The medieval Volterraio Castle on the Isola d’Elba, reopened to the public in 2016, is found at the top of a high plain on the border between the towns of Portoferraio and Rio nell’Elba, and dates to the 12th century. It is believed that its name comes from the Latin Vultur (vulture), but it could also derive from the architect Vanni Gherardo Rau who came from Volterra and was hired by the Pisans in 1231 to fortify the castle built nearly 200 years prior.

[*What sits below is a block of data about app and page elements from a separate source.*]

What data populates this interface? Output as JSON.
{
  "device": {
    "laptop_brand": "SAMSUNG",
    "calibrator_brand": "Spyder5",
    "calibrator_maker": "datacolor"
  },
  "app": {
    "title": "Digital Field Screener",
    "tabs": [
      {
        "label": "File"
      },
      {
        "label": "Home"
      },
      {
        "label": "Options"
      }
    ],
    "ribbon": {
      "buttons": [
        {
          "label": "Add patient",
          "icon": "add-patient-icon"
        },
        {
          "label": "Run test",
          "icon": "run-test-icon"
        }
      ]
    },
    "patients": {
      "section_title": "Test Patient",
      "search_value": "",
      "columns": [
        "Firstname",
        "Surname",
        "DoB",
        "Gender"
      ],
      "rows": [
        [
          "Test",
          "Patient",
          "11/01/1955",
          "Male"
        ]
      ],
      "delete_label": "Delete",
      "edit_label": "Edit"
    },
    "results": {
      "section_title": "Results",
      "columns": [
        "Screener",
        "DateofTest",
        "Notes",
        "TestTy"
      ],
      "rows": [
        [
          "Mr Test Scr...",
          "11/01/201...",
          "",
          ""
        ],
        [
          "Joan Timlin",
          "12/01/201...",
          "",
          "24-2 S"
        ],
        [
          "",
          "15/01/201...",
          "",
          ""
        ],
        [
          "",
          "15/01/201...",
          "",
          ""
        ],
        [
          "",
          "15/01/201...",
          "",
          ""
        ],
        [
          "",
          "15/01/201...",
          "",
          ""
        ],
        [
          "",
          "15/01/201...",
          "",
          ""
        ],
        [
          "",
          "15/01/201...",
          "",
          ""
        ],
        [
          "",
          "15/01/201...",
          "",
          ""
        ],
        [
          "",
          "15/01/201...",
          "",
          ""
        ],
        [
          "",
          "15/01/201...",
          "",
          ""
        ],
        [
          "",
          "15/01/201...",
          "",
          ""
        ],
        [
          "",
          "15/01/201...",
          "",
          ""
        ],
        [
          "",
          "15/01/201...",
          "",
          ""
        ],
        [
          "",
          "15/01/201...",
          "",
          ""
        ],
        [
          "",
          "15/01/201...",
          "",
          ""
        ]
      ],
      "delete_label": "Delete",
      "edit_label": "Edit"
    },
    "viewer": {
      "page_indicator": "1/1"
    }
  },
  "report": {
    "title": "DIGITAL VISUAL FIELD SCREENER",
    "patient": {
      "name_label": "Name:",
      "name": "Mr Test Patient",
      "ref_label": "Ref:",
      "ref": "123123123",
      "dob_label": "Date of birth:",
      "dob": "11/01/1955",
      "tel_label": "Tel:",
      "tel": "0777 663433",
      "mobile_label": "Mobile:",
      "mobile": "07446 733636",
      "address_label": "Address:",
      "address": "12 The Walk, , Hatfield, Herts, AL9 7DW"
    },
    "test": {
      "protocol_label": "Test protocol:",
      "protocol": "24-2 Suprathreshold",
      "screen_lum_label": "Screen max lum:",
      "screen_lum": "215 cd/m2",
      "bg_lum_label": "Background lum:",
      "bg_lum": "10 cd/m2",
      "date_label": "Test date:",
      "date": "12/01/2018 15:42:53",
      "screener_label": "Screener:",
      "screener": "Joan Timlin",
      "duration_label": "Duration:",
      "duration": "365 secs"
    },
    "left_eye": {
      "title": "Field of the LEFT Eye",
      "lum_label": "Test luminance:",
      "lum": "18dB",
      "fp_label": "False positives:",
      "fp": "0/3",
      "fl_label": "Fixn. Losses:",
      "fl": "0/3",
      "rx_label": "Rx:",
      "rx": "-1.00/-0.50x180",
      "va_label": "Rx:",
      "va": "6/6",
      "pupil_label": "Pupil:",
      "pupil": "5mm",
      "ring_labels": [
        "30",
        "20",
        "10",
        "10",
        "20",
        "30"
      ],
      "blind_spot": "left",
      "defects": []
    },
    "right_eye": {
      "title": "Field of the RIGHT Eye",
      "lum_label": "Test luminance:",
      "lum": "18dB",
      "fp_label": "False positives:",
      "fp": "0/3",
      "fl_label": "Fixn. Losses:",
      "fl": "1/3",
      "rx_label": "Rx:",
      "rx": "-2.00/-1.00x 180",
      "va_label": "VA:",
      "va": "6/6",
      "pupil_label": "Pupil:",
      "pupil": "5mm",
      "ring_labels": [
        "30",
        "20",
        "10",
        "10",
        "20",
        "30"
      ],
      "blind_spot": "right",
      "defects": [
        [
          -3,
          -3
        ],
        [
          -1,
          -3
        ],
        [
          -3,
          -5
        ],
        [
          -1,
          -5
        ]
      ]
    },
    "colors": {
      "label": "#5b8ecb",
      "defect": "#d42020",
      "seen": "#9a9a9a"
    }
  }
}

Beginning at the end of the 4th century CE, the top of the hill where the building is located was used as a “high plain fortress,” necessary for the strategic importance Elba had acquired in the Tyrrhenian Sea and for the presence of mineral resources. Volterraio was later made part of the Island’s defense system devised by the Republic of Pisa. Thanks to impressive reinforcements carried out around 1440, the castle was able to resist an attack by the Turks in 1544. Centuries later, in 1798, French troops based in Portoferraio further strengthened the stronghold, but a civic uprising half-destroyed the complex, and from that moment it was definitively abandoned.
The castle has a hexagonal plan, while the quadrangular tower stands in the best point for watch duty and, together with the defensive wall, is the oldest part of the fortress – making it a precious testimony of Elba’s defences. The entrance to the tower is connected to the chemin de ronde (a patrol path atop the castle’s battlement) by a wooden drawbridge. A signalling system covered the island’s entire territory and partly allowed for communication with the watch towers on the Tuscan coast.